Solved: Best practice to store data in Stream

UN_10218888 · ‎Nov 23, 2022

I'm working on use case,

there are 20 Plants. each plant contains 100+ equipment with each equipment contain 5-6 properties.

now I want to log each property at one minute interval timestamp.

I am logging property by using stream.

shall I create 100+ stream for each equipment 1:1 ratio or 20 stream for 20 plants one stream for one plant.

database is PostgreSQL.

If I query historical data in future it should not affect on performance.

please suggest best way to do this.

VladimirRosu · ‎Nov 23, 2022

Hi @UN_10218888 ,

What you are asking here is usually addressed via an architecture workshop, and usually the answers received in this forum format can help reaching some decisions, but most probably not the best ones.

What we can offer as advice is relatively simple:

Never use PostgreSQL for this kind of historical information, instead use InfluxDB, as it is a proper time-series database
You mentioned Streams, but ThingWorx offers another object, called Value Streams for this type of historical data. Was there a reason why you could not use Value Streams here?
The biggest performance advantage is if you shard your data storage in different databases (Persistence Providers). Only in this way you could really separate the query load. In a single database they all end in the same SQL table (in PostgreSQL). Of course this results in more complex IT management, but it is a valid option.
Regarding querying historical data, the performance depends on what size of data you will query, how frequent and the complexity of your query. One thing you should always remember is that you should always provide a start and end date to the to the classic QueryPropertyHistory methods you should use (https://www.ptc.com/en/support/article/cs260742). This is highly recommended because otherwise the system will load in the platform memory all the value stream/stream data that you queried, and in some situations it can be quite high
You must decide what is the period of time for which you store data in a ValueStream/Stream. I say this because there's no system out there that can ingest data forever without requiring money/disk space. As a consequence you should either purge the data periodically or send it to a third party system for archival.
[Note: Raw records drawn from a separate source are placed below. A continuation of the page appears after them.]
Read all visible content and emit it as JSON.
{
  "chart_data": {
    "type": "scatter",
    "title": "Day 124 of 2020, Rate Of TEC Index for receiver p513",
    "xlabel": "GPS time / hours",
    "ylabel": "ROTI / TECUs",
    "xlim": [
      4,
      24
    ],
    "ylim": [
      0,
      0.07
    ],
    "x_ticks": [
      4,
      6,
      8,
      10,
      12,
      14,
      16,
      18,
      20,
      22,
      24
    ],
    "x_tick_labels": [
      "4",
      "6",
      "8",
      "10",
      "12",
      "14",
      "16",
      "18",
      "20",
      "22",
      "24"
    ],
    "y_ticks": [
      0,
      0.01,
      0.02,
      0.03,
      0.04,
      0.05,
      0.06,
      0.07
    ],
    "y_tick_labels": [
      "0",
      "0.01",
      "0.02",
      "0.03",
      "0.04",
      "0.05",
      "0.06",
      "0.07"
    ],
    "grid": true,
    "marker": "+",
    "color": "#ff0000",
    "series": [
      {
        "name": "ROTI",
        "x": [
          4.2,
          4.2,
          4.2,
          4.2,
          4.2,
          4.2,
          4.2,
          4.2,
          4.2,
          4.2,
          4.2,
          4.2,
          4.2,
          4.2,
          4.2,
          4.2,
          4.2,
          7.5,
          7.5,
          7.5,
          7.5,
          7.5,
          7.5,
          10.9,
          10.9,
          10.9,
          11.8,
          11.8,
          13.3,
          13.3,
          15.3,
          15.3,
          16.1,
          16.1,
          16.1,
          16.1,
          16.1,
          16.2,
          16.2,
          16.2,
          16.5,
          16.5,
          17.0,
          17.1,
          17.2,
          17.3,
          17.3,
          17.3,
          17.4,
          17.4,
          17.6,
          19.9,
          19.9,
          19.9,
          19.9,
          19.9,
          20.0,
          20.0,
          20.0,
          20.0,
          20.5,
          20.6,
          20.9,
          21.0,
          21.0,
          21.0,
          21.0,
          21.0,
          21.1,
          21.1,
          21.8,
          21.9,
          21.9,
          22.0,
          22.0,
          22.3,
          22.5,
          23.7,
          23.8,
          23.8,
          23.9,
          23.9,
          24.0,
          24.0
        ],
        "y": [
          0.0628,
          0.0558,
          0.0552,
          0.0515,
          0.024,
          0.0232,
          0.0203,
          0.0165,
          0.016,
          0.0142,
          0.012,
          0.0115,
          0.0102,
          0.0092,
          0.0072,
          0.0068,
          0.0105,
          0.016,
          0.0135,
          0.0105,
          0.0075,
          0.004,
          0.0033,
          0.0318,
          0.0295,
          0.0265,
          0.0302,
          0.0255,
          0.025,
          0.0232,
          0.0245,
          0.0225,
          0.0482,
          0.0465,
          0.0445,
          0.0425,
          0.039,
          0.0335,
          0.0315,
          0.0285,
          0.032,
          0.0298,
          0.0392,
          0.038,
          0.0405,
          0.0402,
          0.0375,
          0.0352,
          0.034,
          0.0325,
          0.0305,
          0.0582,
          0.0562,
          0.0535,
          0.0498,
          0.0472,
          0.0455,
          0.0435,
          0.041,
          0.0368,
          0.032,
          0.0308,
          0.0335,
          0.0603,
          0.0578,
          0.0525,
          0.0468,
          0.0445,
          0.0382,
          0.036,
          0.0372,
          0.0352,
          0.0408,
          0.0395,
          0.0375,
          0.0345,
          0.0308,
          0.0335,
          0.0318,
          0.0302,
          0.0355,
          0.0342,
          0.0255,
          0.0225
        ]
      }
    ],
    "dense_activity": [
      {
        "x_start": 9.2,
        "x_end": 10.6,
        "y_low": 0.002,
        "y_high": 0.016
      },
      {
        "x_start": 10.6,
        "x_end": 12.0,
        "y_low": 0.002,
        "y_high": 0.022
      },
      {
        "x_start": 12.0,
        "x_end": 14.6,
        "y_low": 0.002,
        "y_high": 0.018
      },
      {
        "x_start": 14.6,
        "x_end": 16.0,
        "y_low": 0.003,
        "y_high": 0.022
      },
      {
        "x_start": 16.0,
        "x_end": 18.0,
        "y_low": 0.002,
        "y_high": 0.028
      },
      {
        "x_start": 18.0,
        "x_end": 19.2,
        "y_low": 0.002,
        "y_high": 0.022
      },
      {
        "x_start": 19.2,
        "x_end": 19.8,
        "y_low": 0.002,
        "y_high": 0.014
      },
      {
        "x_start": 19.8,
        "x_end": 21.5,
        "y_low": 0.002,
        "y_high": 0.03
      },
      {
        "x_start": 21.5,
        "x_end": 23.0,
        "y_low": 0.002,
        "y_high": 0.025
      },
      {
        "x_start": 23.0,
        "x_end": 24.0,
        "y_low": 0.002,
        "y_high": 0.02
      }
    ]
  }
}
View solution in original post

VladimirRosu · ‎Nov 23, 2022

Hi @UN_10218888 ,

What you are asking here is usually addressed via an architecture workshop, and usually the answers received in this forum format can help reaching some decisions, but most probably not the best ones.

What we can offer as advice is relatively simple:

Never use PostgreSQL for this kind of historical information, instead use InfluxDB, as it is a proper time-series database
You mentioned Streams, but ThingWorx offers another object, called Value Streams for this type of historical data. Was there a reason why you could not use Value Streams here?
The biggest performance advantage is if you shard your data storage in different databases (Persistence Providers). Only in this way you could really separate the query load. In a single database they all end in the same SQL table (in PostgreSQL). Of course this results in more complex IT management, but it is a valid option.
Regarding querying historical data, the performance depends on what size of data you will query, how frequent and the complexity of your query. One thing you should always remember is that you should always provide a start and end date to the to the classic QueryPropertyHistory methods you should use (https://www.ptc.com/en/support/article/cs260742). This is highly recommended because otherwise the system will load in the platform memory all the value stream/stream data that you queried, and in some situations it can be quite high
You must decide what is the period of time for which you store data in a ValueStream/Stream. I say this because there's no system out there that can ingest data forever without requiring money/disk space. As a consequence you should either purge the data periodically or send it to a third party system for archival.